I’ve finally completely rid myself of Mendeley and so now I’ve been building up a workflow to replace its functionality. I’ve been using cb2bib for metadata extraction, which works quite well, saving the metadata to a BibTeX file. I’ve also been maintaining a basic, searchable database of literature with my notes in org-mode for Emacs (adapted from this setup).
The main thing that I was missing was a way of keeping track of which
papers I still have not read. So, I started with a basic shell script,
paperq, to maintain a queue of papers: files are added to the
queue and then when you run the script it opens the next paper. Then
it slowly built up from there with new convenient features being
added. I’ve been finding it to be really useful so I’ve packaged it
up in case others might need something like it.

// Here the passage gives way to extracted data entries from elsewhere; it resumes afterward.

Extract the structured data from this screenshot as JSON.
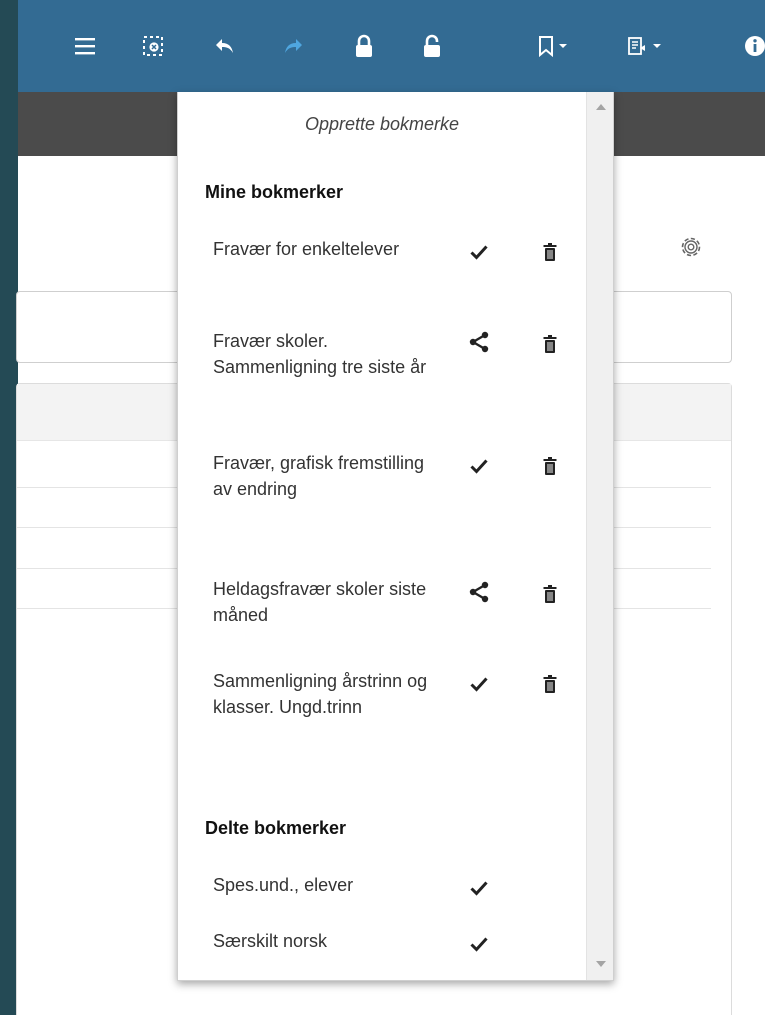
{
  "toolbar": {
    "buttons": [
      {
        "name": "menu-icon"
      },
      {
        "name": "clear-selections-icon"
      },
      {
        "name": "undo-icon"
      },
      {
        "name": "redo-icon"
      },
      {
        "name": "lock-icon"
      },
      {
        "name": "unlock-icon"
      },
      {
        "name": "bookmark-icon"
      },
      {
        "name": "report-icon"
      },
      {
        "name": "info-icon"
      }
    ],
    "accent": "#336b93",
    "disabled_color": "#4fa6df"
  },
  "bookmarks_menu": {
    "create_label": "Opprette bokmerke",
    "my_heading": "Mine bokmerker",
    "my_items": [
      {
        "label": "Fravær for enkeltelever",
        "status": "check-icon"
      },
      {
        "label": "Fravær skoler. Sammenligning tre siste år",
        "status": "share-icon"
      },
      {
        "label": "Fravær, grafisk fremstilling av endring",
        "status": "check-icon"
      },
      {
        "label": "Heldagsfravær skoler siste måned",
        "status": "share-icon"
      },
      {
        "label": "Sammenligning årstrinn og klasser. Ungd.trinn",
        "status": "check-icon"
      }
    ],
    "shared_heading": "Delte bokmerker",
    "shared_items": [
      {
        "label": "Spes.und., elever",
        "status": "check-icon"
      },
      {
        "label": "Særskilt norsk",
        "status": "check-icon"
      }
    ]
  },
  "colors": {
    "background": "#244a55",
    "subbar": "#4b4b4b"
  }
}
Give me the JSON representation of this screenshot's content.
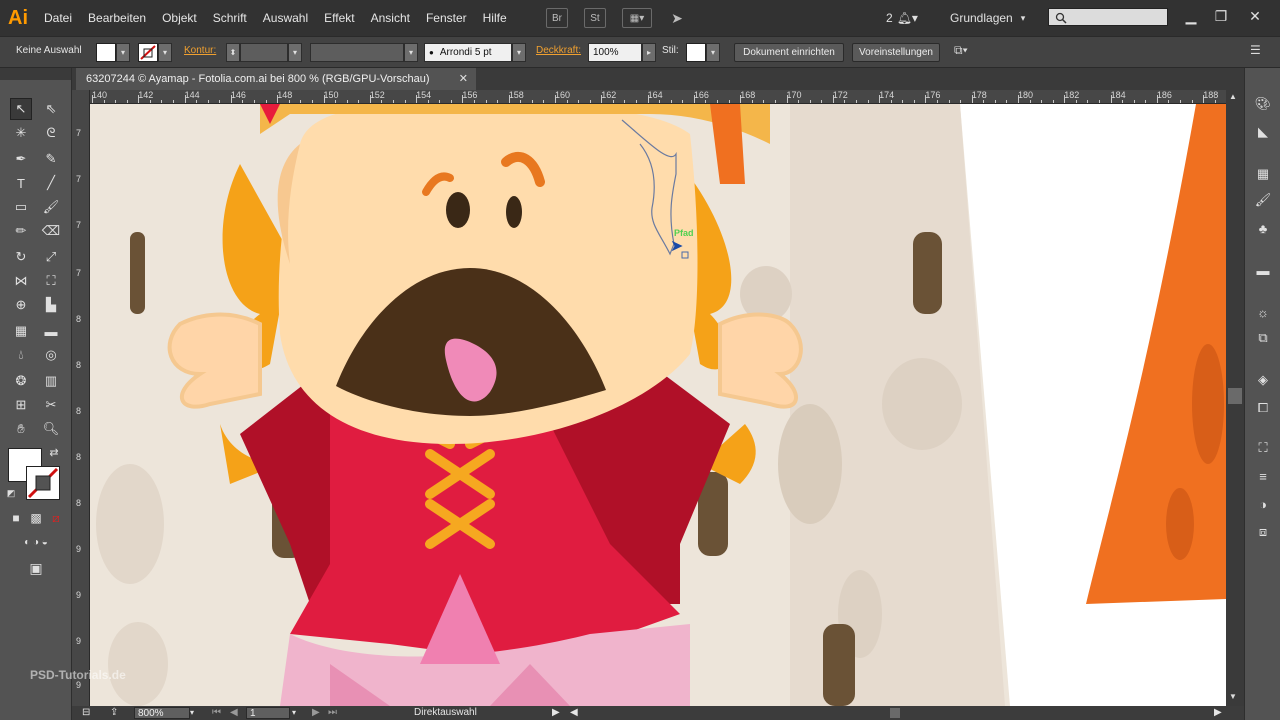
{
  "app": {
    "logo": "Ai"
  },
  "menu": [
    "Datei",
    "Bearbeiten",
    "Objekt",
    "Schrift",
    "Auswahl",
    "Effekt",
    "Ansicht",
    "Fenster",
    "Hilfe"
  ],
  "menubar_icons": {
    "br": "Br",
    "st": "St"
  },
  "notifications": {
    "count": "2"
  },
  "workspace": {
    "label": "Grundlagen"
  },
  "search": {
    "placeholder": ""
  },
  "control": {
    "selection": "Keine Auswahl",
    "stroke_label": "Kontur:",
    "brush": "Arrondi 5 pt",
    "opacity_label": "Deckkraft:",
    "opacity": "100%",
    "style_label": "Stil:",
    "doc_setup": "Dokument einrichten",
    "preferences": "Voreinstellungen"
  },
  "document": {
    "tab_title": "63207244 © Ayamap - Fotolia.com.ai bei 800 % (RGB/GPU-Vorschau)"
  },
  "ruler_h": [
    "140",
    "142",
    "144",
    "146",
    "148",
    "150",
    "152",
    "154",
    "156",
    "158",
    "160",
    "162",
    "164",
    "166",
    "168",
    "170",
    "172",
    "174",
    "176",
    "178",
    "180",
    "182",
    "184",
    "186",
    "188"
  ],
  "ruler_v": [
    "7",
    "7",
    "7",
    "7",
    "8",
    "8",
    "8",
    "8",
    "8",
    "9",
    "9",
    "9",
    "9"
  ],
  "cursor_hint": "Pfad",
  "status": {
    "zoom": "800%",
    "artboard": "1",
    "tool": "Direktauswahl"
  },
  "watermark": "PSD-Tutorials.de",
  "colors": {
    "accent_orange": "#f0a030",
    "ui_dark": "#323232",
    "ui_mid": "#535353"
  }
}
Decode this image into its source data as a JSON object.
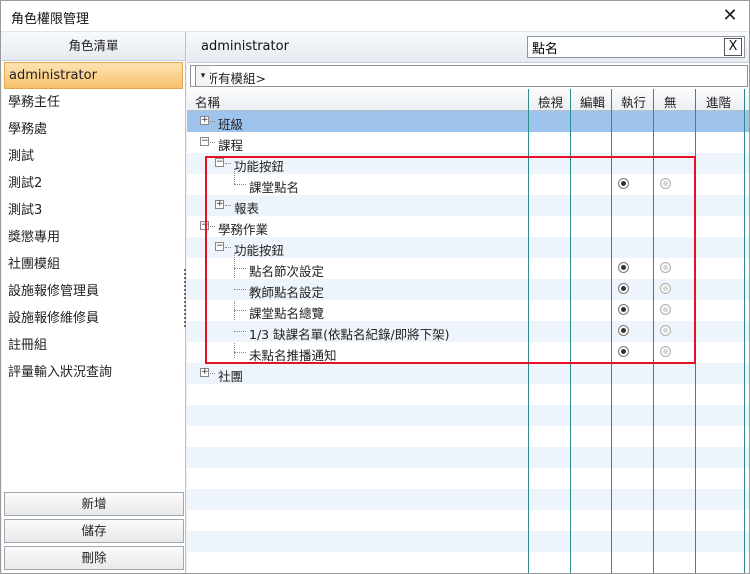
{
  "window": {
    "title": "角色權限管理",
    "close_glyph": "✕"
  },
  "left_panel": {
    "header": "角色清單",
    "roles": [
      "administrator",
      "學務主任",
      "學務處",
      "測試",
      "測試2",
      "測試3",
      "獎懲專用",
      "社團模組",
      "設施報修管理員",
      "設施報修維修員",
      "註冊組",
      "評量輸入狀況查詢"
    ],
    "selected_index": 0,
    "buttons": {
      "add": "新增",
      "save": "儲存",
      "delete": "刪除"
    }
  },
  "right_panel": {
    "role_title": "administrator",
    "search": {
      "value": "點名",
      "clear_label": "X"
    },
    "module_select": {
      "value": "<所有模組>",
      "dropdown_glyph": "▾"
    },
    "columns": {
      "name": "名稱",
      "view": "檢視",
      "edit": "編輯",
      "execute": "執行",
      "none": "無",
      "advanced": "進階"
    },
    "tree": [
      {
        "label": "班級",
        "expander": "+",
        "level": 0
      },
      {
        "label": "課程",
        "expander": "−",
        "level": 0
      },
      {
        "label": "功能按鈕",
        "expander": "−",
        "level": 1
      },
      {
        "label": "課堂點名",
        "level": 2,
        "selected": "execute"
      },
      {
        "label": "報表",
        "expander": "+",
        "level": 1
      },
      {
        "label": "學務作業",
        "expander": "−",
        "level": 0
      },
      {
        "label": "功能按鈕",
        "expander": "−",
        "level": 1
      },
      {
        "label": "點名節次設定",
        "level": 2,
        "selected": "execute"
      },
      {
        "label": "教師點名設定",
        "level": 2,
        "selected": "execute"
      },
      {
        "label": "課堂點名總覽",
        "level": 2,
        "selected": "execute"
      },
      {
        "label": "1/3 缺課名單(依點名紀錄/即將下架)",
        "level": 2,
        "selected": "execute"
      },
      {
        "label": "未點名推播通知",
        "level": 2,
        "selected": "execute"
      },
      {
        "label": "社團",
        "expander": "+",
        "level": 0
      }
    ]
  },
  "colors": {
    "selection": "#f9c26b",
    "highlight_row": "#9ec3ec",
    "callout": "#e81123",
    "grid_line": "#2e8b8b"
  }
}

paperq is a command-line tool. It’s
usage is simple: you add files to the queue with the
-a option (you
can remove with the
-r flag). When you run it without arguments the
next file in the queue is opened. The queue part of the code itself is
rather simple but paperq also offers some other nice features:
- Display info on a file. Given a BibTeX file, print the bibliographic information, otherwise print the file location (-i option)
- List all files (or bibliographic information) in the queue (-l option)
- Create an archive (tar.gz) of the papers in the queue, prepending the file names with the queue position (-x option)
- Operate on any file in the queue, instead of the head, via the -n option
- Peek at a file (open it, but don’t remove it from the queue) via the -p option
- Print a file (-t option)
- Configurable file-opening command (xdg-open %s, by default)
Documentation is available in the README file or on the website. A man page is also included.
I’ve been using it myself now that I finally stopped using Mendeley. I find it to be quite handy, so I’ve packaged it up to be shared with others.